The smell was not merely blood. Dying, she had fouled herself. A draft bathed me in the stench.
A casement window was cranked all the way open. It wasn’t a typically small bathroom window but large enough to have provided escape for the killer, who must have been liberally splashed with his victim’s blood.
Perhaps Angela had left the window open. If there was a first-story porch roof under it, the killer could have entered as well as exited by this route.
Orson had not barked—but then this window was toward the front of the house, and the dog was at the back.
Angela’s hands were at her sides, almost lost in the sleeves of the cardigan. She looked so innocent. She looked twelve.
All her life, she had given of herself to others. Now someone, unimpressed by her selfless giving, had cruelly taken all that was left.
Anguished, shaking uncontrollably, I turned away from the bathroom.
I hadn’t approached Angela with questions.
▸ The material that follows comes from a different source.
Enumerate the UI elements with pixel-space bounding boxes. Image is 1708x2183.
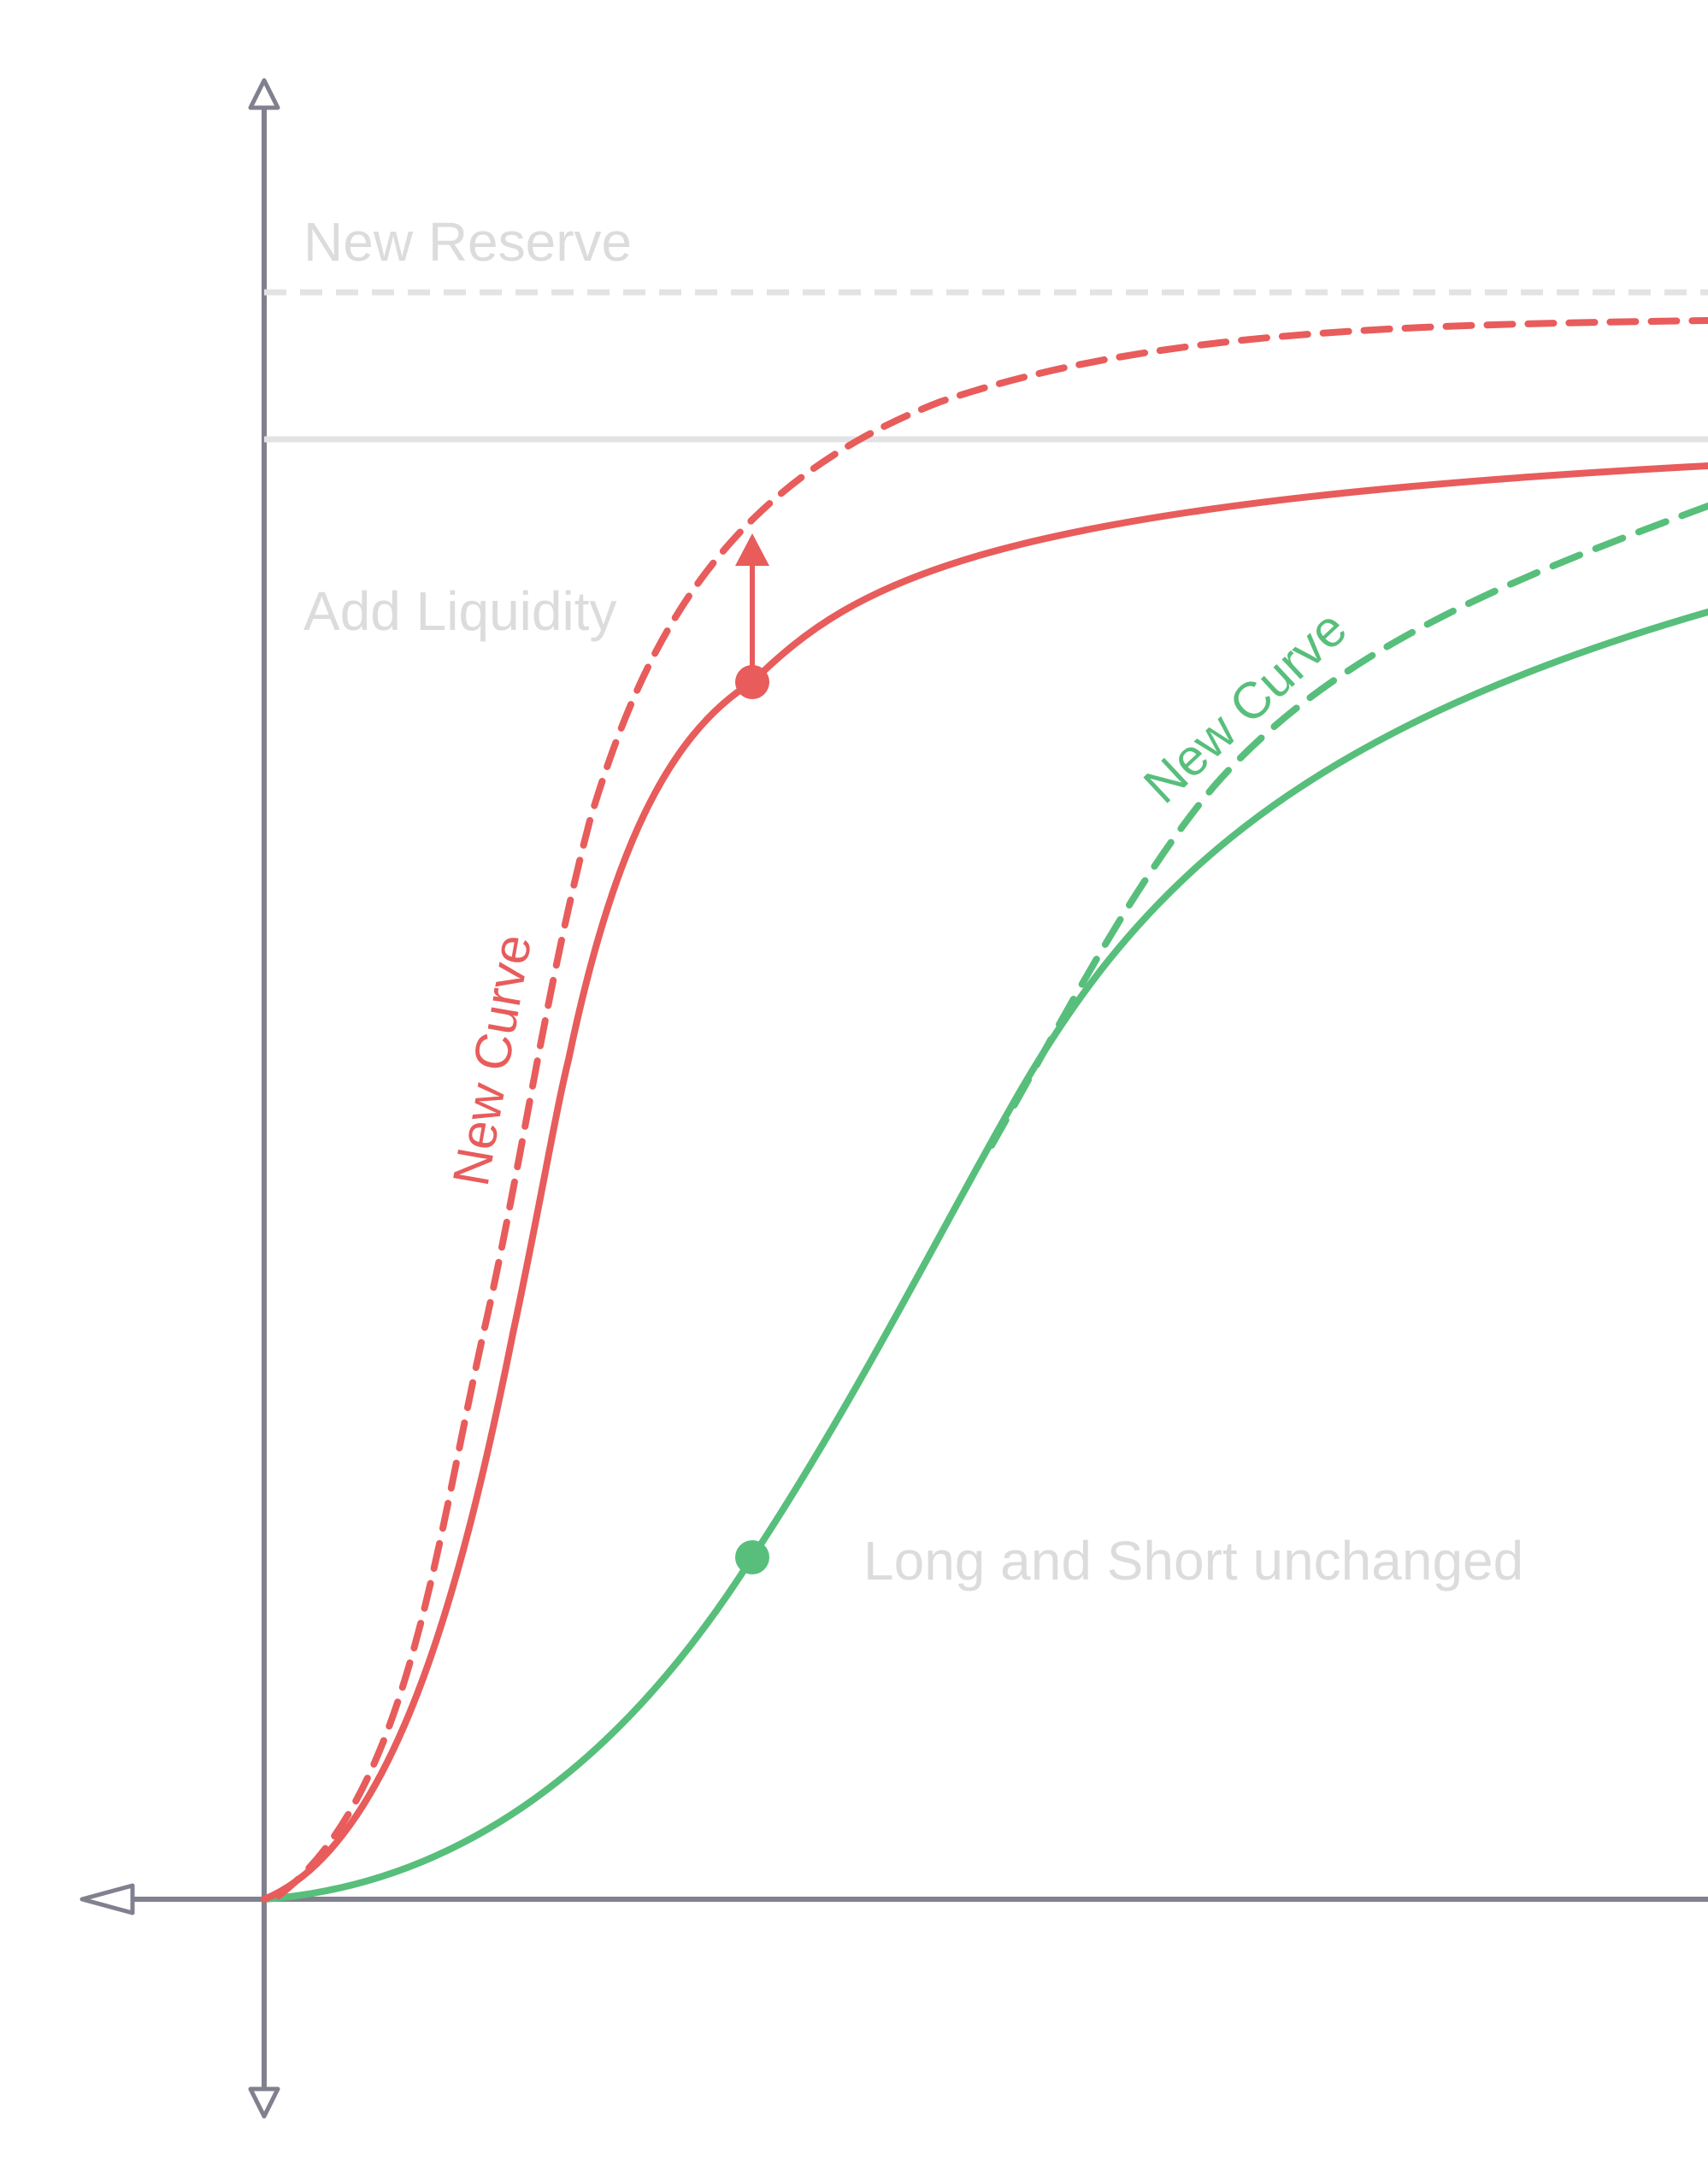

I hadn’t brought her to this hideous end. She had called me, and although she had used her car phone, someone had known that she needed to be silenced permanently and quickly. Maybe these faceless conspirators decided that her despair made her dangerous. She had quit her job at the hospital. She felt that she had no reason to live. And she was terrified of becoming, whatever that meant. She was a woman with nothing to lose, beyond their control. They would have killed her even if I had not responded to her call.